Türbenin dışında yer alan uluağaç. Hoşkadem Paşa Vakfiyesi Senedi'nde bahsedilen Gökçeağaç bu olabilir mi?
Doğum ve ölüm tarihi kesin olarak bilinmemektedir. Karaca Ahmet; esmer benizli, çatık kaşlı, ağırbaşlı biriydi. Çehresinin esmer olmasından "Karaca" Ahmet denilmiştir. İddialara göre; İran’daki devlet adamlarından biri olan Süleyman Horasanî’nin oğludur. Saray hayatını bir kenara bırakıp kendini dine ve maneviyata adamıştır, dervişlik yolunu seçmiştir. Ülkesini terk edip Anadolu’ya gelmiştir. Anadolu’da ilk olarak nereye yerleştiği bilinmemektedir. Manisa’nın fethi sırasında Saruhanoğulları ile birlikte hareket etmiştir. Karaca Ahmet, derviş olmasının yanı sıra aynı zamanda bir hekimdir. Gençliğinde Psikiyatri eğitimi aldığı ve Tıp alanındaki bilgisi ile öne çıktığı söylenmektedir. Yaşadığı dönemde pek çok hastayı tedavi etmiştir. Hekimlik özelliği halk arasında bilinir bir hale gelmiştir ve günümüzde hala birçok kimse dertlerine deva bulmak amacıyla türbelerini ziyaret etmektedir. Bilgilerin bir çoğu rivayetlerden oluşsa da Horasanlı Türkmen Beyi'nin oğludur. Karaca Ahmet, Moğol istilası öncesinde Anadolu’ya gelen Horasan erenlerindendir. Anadolu’da yapılan fetihlere katılmış ve Anadolu'nun İslamlaşmasına katkı sağlamıştır. Rivayetler dışındaki ilk yazılı bilgi Saruhanoğlu İshak Çelebi’nin 1371 tarihinde Manisa’da Şeyh Revak Sultan’a vakfettiği arazi için düzenlettiği vakfiyedeki şahitler arasında "Süleyman Horosani oğlu Karacaahmet" diye geçmektedir.

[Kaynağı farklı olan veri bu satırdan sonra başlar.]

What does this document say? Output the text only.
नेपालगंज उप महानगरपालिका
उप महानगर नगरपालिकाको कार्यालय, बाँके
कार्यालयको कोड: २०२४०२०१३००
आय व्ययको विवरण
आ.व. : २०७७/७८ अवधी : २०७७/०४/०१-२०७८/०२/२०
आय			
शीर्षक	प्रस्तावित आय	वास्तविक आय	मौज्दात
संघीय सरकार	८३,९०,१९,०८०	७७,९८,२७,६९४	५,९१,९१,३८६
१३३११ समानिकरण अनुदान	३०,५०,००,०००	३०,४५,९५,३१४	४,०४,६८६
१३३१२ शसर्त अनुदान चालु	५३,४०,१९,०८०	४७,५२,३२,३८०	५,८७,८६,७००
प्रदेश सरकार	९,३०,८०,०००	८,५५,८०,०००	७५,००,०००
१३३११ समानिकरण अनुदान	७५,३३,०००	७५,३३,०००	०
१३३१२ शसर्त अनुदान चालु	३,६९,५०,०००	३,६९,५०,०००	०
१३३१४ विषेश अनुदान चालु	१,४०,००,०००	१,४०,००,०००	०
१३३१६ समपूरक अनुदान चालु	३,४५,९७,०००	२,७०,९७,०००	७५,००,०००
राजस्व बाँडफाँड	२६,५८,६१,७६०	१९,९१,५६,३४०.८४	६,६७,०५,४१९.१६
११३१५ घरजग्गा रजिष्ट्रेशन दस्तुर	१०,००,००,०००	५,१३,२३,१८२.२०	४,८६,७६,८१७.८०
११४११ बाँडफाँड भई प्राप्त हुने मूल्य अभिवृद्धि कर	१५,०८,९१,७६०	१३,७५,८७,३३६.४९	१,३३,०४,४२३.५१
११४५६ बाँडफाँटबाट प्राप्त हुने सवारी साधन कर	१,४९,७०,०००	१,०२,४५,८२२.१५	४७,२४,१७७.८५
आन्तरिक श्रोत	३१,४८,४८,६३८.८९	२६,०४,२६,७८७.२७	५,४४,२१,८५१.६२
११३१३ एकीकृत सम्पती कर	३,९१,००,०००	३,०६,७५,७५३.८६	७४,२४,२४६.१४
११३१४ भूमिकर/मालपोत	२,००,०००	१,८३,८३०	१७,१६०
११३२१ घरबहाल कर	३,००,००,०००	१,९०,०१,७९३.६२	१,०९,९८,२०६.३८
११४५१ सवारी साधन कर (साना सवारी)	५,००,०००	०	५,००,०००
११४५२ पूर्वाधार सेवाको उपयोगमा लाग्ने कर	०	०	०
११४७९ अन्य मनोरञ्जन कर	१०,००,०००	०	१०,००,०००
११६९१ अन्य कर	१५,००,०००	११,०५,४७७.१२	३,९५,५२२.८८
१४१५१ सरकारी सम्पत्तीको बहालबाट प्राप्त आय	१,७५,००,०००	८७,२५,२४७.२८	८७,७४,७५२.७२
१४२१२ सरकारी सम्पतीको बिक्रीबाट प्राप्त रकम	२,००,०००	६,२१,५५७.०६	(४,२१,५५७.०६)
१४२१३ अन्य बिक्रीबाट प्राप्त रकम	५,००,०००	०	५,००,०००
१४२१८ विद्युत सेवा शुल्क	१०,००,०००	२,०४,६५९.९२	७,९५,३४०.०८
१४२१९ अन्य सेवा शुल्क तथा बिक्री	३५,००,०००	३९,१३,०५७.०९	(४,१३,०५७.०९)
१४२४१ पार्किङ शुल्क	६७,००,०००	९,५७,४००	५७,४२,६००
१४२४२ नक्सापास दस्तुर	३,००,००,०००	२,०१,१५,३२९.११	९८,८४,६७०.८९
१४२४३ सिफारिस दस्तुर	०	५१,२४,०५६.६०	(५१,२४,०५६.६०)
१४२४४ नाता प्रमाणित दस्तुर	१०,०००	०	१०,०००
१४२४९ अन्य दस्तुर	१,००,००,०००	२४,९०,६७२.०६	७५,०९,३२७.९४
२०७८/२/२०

Türbenin dış kapısı ve yanında yer alan sütun parçası.
1371’deki vakfiye senedine göre sağ olan Karaca Ahmet'in, Hacı Bektaşi Veli'ye dervişlik hizmetinde bulunduğu rivayet edilse de Hoşkadem Paşa Vakfiyesi Senedi'ne göre Hacı Bektaş Veli ile görüşmesi imkansızdır. İshak Çelebi’nin
vezirlerinden Murtaza Bey’in oğlu olan Emir Bekir Hoşkadem Paşa’nın
1397 yılına ait vakfiyesi ise şöyledir; …Gökçeağaç denilen iki parça arazinin hepsinden gelen hasılat Karacaahmed Tekkesi’nin sakinlerine, orada yapılmış türbesine ve türbesine gelenlere, türbenin hizmetçileri ile gelip gidenlerin durumlarına göre onların yeme içmelerine harcanacak...Bu vakfiye senedine göre Karaca Ahmet vefat etmiştir. Bu durum, vakfiyenin yazıldığı tarihte Karaca Ahmet’in vefat ettiğini ve türbesinin ziyaret yeri haline geldiğini göstermektedir. Ayrıca türbe yanında bir de tekkenin bulunduğunu anlıyoruz. Ancak bu tekke günümüze ulaşamamıştır. Yine türbenin bulunduğu alanda aynı isimde bir köy bulunmaktaydı. Manisa 181 nolu Şer’iyye Sicilleri’nin 1721 tarihli kaydında adı Karye-i Karaca Ahmed olarak geçmektedir. Ancak bu köy uzun yıllar önce terk edilmiştir. Köyden günümüze ulaşabilen her hangi bir yapı bulunmamaktadır. Aşıkpaşazade, Karaca Ahmed’in Orhan Gazi devrinde sağ olduğunu I.Murad zamanında öldüğünü yazmaktadır. 1371’de sağ olan Karaca Ahmet büyük bir ihtimalle I.Murad’ın ölüm tarihi olan 1390’dan önce vefat etmiş olmalıdır. Tire’de mezarı bulunan Bali Baba’nın soy kütüğünde Karaca Ahmet’in isminin de yer aldığını bu arada belirtmek gerekir.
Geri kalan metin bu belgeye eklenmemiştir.